Spelling this out in more detail, the four basic rights, in order of importance, are Liberty, Life, Property, and Contract. The rights to life and property follow naturally from the right to Liberty. If life or property can be taken away from you, then you do not have Liberty. The right to contract is an extension of the right to property, and simply means that you can trade things and make commitments that must be honored.
LIBERTY, WAR, AND FINANCE
The three great issues in politics are Liberty, War, and Finance. These match up with the four basic rights.
Liberty is the greatest issue of politics, and is in fact the basic purpose of politics. This is the most basic and important of the four basic rights. Liberty is the highest good in politics.
War is not the only time when people get killed. But it is certainly the time when people get killed in the largest quantities. War is when the most evil is done in the least time. People often believe – incorrectly – that peace is the highest good in politics. This issue matches up with the right to life.
Government finance involves taxes, spending, welfare payments, fat contracts given to corporations, regulation of businesses, government debt, inflation, and economic booms and busts. These things include many ways of violating the right to property.

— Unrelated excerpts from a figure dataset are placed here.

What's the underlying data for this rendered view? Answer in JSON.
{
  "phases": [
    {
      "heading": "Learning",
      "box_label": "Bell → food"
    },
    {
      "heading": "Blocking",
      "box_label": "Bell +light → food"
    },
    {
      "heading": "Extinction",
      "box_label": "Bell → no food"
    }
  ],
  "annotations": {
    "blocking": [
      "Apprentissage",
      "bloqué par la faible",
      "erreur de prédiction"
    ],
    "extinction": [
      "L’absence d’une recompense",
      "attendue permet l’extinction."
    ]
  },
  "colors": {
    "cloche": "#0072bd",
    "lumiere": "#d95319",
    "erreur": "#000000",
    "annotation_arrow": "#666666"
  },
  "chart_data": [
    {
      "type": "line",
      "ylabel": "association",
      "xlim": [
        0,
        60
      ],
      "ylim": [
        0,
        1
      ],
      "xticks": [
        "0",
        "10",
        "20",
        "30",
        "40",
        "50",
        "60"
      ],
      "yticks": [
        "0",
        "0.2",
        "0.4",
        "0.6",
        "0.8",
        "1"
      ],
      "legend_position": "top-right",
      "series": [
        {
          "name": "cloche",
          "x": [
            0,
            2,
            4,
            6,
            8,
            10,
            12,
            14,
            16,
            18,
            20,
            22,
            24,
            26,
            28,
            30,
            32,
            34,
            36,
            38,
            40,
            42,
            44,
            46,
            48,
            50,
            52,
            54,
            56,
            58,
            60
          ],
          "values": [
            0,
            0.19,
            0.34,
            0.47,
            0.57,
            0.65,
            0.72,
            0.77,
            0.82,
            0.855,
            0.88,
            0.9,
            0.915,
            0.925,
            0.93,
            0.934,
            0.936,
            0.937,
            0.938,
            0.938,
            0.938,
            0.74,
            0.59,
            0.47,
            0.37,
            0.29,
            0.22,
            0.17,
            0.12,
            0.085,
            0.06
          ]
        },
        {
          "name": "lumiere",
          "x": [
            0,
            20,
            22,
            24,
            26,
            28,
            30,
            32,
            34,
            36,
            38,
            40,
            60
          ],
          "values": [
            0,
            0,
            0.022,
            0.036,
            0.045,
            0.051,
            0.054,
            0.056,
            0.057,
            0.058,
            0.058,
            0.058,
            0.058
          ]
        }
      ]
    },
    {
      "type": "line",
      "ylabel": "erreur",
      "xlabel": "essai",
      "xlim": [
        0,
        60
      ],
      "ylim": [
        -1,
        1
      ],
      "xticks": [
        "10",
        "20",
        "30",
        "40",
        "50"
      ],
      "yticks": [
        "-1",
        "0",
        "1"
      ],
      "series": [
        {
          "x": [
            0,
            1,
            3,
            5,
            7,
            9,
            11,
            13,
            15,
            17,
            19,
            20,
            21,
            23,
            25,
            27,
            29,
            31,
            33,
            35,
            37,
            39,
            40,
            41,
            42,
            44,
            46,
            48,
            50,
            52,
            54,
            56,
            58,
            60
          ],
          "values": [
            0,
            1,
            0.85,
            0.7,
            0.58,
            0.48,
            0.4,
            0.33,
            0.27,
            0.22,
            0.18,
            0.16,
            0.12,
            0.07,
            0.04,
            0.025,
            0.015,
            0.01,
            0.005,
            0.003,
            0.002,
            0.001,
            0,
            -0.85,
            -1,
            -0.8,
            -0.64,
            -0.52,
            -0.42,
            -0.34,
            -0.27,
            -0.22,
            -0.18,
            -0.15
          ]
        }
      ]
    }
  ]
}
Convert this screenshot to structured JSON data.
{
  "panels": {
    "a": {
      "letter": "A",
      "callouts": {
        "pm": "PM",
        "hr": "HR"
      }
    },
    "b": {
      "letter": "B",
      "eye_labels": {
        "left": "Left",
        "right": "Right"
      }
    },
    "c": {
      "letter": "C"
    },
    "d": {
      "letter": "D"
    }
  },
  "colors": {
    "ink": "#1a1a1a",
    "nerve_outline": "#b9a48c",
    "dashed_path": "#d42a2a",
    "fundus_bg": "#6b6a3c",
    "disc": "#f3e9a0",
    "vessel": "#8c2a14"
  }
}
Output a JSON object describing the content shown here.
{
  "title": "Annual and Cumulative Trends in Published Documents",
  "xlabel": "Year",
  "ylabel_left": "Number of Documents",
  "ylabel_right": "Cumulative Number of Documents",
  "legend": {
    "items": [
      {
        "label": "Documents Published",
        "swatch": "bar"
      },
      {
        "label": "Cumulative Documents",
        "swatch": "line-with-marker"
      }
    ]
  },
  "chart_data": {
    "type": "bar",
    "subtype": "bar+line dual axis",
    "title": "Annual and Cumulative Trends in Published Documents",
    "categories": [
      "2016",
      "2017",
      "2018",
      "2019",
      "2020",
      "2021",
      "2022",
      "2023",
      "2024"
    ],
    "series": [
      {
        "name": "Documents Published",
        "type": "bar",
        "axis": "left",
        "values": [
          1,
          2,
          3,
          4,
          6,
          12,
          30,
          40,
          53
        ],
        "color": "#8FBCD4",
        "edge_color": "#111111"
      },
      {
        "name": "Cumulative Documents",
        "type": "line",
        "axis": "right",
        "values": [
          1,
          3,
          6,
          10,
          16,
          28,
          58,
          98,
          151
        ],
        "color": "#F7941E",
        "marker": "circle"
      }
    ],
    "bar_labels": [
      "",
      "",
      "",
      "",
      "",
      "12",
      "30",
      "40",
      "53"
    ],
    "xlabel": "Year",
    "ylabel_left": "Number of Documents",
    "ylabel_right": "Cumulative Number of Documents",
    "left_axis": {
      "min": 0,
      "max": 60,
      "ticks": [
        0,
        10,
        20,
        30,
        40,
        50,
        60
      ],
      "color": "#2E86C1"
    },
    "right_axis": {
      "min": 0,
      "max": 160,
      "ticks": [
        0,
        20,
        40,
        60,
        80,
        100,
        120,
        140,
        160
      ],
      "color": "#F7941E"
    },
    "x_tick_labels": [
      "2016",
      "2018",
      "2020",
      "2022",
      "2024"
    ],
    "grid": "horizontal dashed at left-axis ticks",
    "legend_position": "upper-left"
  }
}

Thus we see that the hot issues in politics, now and throughout the ages, are matters of ethics, questions of right and wrong, questions of good and evil.
If politics is essentially about good and evil, and about making ethical judgments that affect large numbers of people, then surely it is a matter of great importance that truly good and honest men should be elected to political office.
Conversely, given the inherent power of political office, it can be expected that evil men and their agents will swarm to government and do all possible to gain political office and use that power to their own advantage.
Thus, inherently and inevitably, politics is a great conflict between good men and evil men.
THE U.S. DECLARATION OF INDEPENDENCE
The U.S. Declaration of Independence says, “We hold these truths to be self-evident, that all men are created equal, that they are endowed by their Creator with certain unalienable Rights, that among these are Life, Liberty, and the pursuit of Happiness. That to secure these rights, Governments are instituted among Men”.
In these noble words, the rights to Liberty and life are enshrined as the highest ideal of government, and it is stated bluntly that the purpose of government is to establish and to maintain these rights.
THE U.S. CONSTITUTION
The Preamble of the U.S. Constitution says, “We the people of the United States, in order to form a more perfect union, establish justice, insure domestic tranquility, provide for the common defense, promote the general welfare, and secure the blessings of liberty to ourselves and our posterity, do ordain and establish this Constitution for the United States of America.”.
Here again, it is stated bluntly that the purpose of the Constitution is to “secure the blessings of liberty”. We also want “domestic tranquility” and “common defense”, which means war if necessary but hopefully peace. “Justice” would certainly include defending the right to property. The great issues of politics – Liberty, War, and Finance – are all covered.